QUOTE(dcoetzee @ Mon 13th July 2009, 5:10pm)
...these images were in fact obtained from the NPG website, not their CD of digital works, which I don't own and most likely does not contain high-resolution images at all. NPG removed the high-resolution images from their website back in April.
I'm just catching up on this, really, but does anyone know if the NPG was more concerned/upset about the high resolution versions (still) being available via WP, or was it the failure of WP to include links to the NPG site from actual article pages?
The example used by the NPG's Assistant Picture Library Manager, Matthew Bailey, in the e-mail reproduced on
this page was
Mary Wollstonecraft (T-H-L-K-D), where (as you can see) there's no mention of the NPG beneath that image. The NPG is, however, mentioned (but not linked to directly) elsewhere on that page, in the caption beneath the image of
William Northcote, with no apparent reason for the inconsistency other than the fact that Wikipedia tends to be inconsistent about such things.

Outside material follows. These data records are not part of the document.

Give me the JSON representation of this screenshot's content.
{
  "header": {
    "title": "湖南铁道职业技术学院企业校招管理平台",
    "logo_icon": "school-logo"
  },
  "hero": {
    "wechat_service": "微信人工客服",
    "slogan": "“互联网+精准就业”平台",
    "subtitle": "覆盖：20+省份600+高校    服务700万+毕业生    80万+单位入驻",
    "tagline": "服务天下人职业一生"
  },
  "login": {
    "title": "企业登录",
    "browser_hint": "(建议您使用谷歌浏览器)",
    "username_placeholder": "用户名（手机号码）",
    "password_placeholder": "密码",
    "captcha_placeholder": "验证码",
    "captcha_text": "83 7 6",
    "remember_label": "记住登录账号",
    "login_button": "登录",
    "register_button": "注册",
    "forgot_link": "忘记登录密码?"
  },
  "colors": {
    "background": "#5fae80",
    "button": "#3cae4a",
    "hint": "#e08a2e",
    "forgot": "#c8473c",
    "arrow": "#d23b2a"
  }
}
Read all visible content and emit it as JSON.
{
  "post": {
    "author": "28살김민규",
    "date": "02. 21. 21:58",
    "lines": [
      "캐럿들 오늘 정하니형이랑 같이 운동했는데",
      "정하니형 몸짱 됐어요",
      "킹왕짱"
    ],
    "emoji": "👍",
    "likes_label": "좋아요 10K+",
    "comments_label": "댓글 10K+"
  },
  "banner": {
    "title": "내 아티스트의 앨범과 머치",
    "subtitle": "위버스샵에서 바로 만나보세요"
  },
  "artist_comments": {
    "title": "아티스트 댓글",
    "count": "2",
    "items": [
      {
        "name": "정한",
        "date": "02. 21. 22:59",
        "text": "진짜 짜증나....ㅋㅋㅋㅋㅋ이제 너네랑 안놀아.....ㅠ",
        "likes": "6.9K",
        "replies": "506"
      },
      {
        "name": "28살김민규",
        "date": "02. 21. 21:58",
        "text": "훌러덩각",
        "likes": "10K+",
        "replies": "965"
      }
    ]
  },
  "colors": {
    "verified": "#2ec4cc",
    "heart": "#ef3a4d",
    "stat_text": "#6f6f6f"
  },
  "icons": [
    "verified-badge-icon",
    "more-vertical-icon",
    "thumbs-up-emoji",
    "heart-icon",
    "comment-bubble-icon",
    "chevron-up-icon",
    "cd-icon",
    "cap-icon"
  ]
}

I would think that if I was the National Portrait Gallery, I would at least want links directly to my (NPG's) website from somewhere on the article pages if people on WP insisted on using digital images that I had contracted to be created. If I had that, I probably wouldn't mind the high resolutions. (Having the links not be tagged as "nofollow" would be nice too, of course.) The idea that's it's sufficient to have such links only on the "image pages" is, to say the least, rather cheeky on WP's part.